The gels were prepared with a 19:1 w/v acrylamide:bis-acrylamide solution in Tris-Borate-EDTA (TBE) buffer. Acrylamide fractions (w/w) of 6% and 8% were used for native and denaturing gels, respectively. The denaturing gel contained 7 M urea. For both native and denaturing PAGE, samples transcribed in vitro were diluted 1:10, while for E. coli RNA extracts, 500 ng of RNA were used. Samples were then mixed with 0.83 μL of the DNA Gel Loading Dye (6 × ) for native PAGE and 2.5 μL of the RNA Gel Loading Dye (2 × ) for denaturing PAGE before loading a total of 5 μL of mixture into the respective lanes. For the denaturing gels, samples were heated to 70 °C for 10 min and subsequently cooled on ice for 3 min before loading. For native gels, one lane contained 1.25 μL of the GeneRuler 100 bp DNA Ladder, while 1.25 μL of the RiboRuler Low Range RNA Ladder was used for denaturing gels. For both native and denaturing gels, sample stacking was performed by running the gel at 40 V for 20 min immediately after loading. The native gels were then run at 150 V for 60 min, while the denaturing gels were run at 270 V for 60 min. All gels were run in TBE. Gels were stained after electrophoresis with 1  × SYBR Gold nucleic acid gel stain and imaged using a Syngene G:BOX Chemi XRQ gel documentation system.

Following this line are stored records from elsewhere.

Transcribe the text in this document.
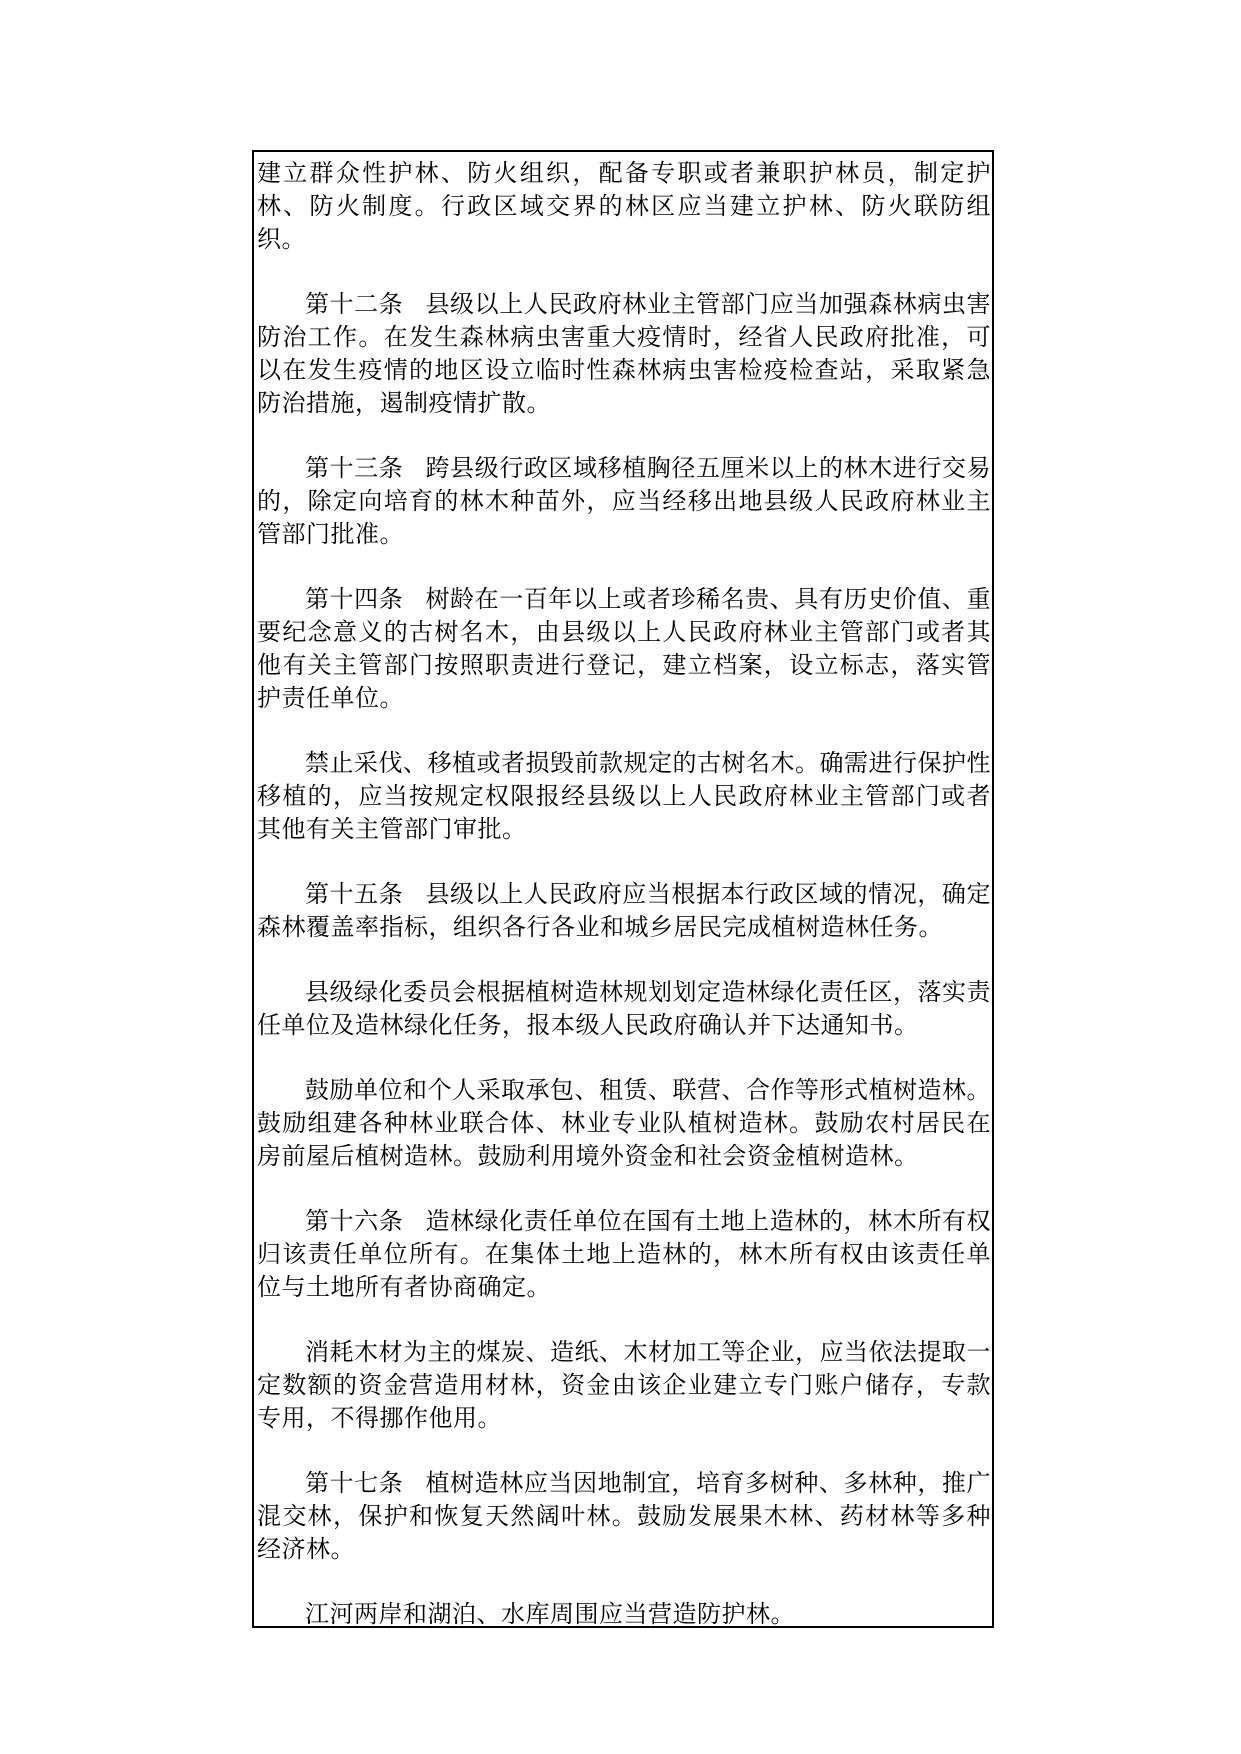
建立群众性护林、防火组织，配备专职或者兼职护林员，制定护林、防火制度。行政区域交界的林区应当建立护林、防火联防组织。

第十二条 县级以上人民政府林业主管部门应当加强森林病虫害防治工作。在发生森林病虫害重大疫情时，经省人民政府批准，可以在发生疫情的地区设立临时性森林病虫害检疫检查站，采取紧急防治措施，遏制疫情扩散。

第十三条 跨县级行政区域移植胸径五厘米以上的林木进行交易的，除定向培育的林木种苗外，应当经移出地县级人民政府林业主管部门批准。

第十四条 树龄在一百年以上或者珍稀名贵、具有历史价值、重要纪念意义的古树名木，由县级以上人民政府林业主管部门或者其他有关主管部门按照职责进行登记，建立档案，设立标志，落实管护责任单位。

禁止采伐、移植或者损毁前款规定的古树名木。确需进行保护性移植的，应当按规定权限报经县级以上人民政府林业主管部门或者其他有关主管部门审批。

第十五条 县级以上人民政府应当根据本行政区域的情况，确定森林覆盖率指标，组织各行各业和城乡居民完成植树造林任务。

县级绿化委员会根据植树造林规划划定造林绿化责任区，落实责任单位及造林绿化任务，报本级人民政府确认并下达通知书。

鼓励单位和个人采取承包、租赁、联营、合作等形式植树造林。鼓励组建各种林业联合体、林业专业队植树造林。鼓励农村居民在房前屋后植树造林。鼓励利用境外资金和社会资金植树造林。

第十六条 造林绿化责任单位在国有土地上造林的，林木所有权归该责任单位所有。在集体土地上造林的，林木所有权由该责任单位与土地所有者协商确定。

消耗木材为主的煤炭、造纸、木材加工等企业，应当依法提取一定数额的资金营造用材林，资金由该企业建立专门账户储存，专款专用，不得挪作他用。

第十七条 植树造林应当因地制宜，培育多树种、多林种，推广混交林，保护和恢复天然阔叶林。鼓励发展果木林、药材林等多种经济林。

江河两岸和湖泊、水库周围应当营造防护林。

Lane intensities were quantified using ImageJ¹¹². The full, uncropped gel images are shown in Supplementary Fig. 57.

Statistics & reproducibility

No statistical method was used to predetermine sample size. No data were excluded from the analyses, except cells in large clumps that cannot be clearly segmented. The experiments were not randomized. The Investigators were not blinded to allocation during experiments and outcome assessment.

Reporting summary

Further information on research design is available in the Nature Portfolio Reporting Summary linked to this article.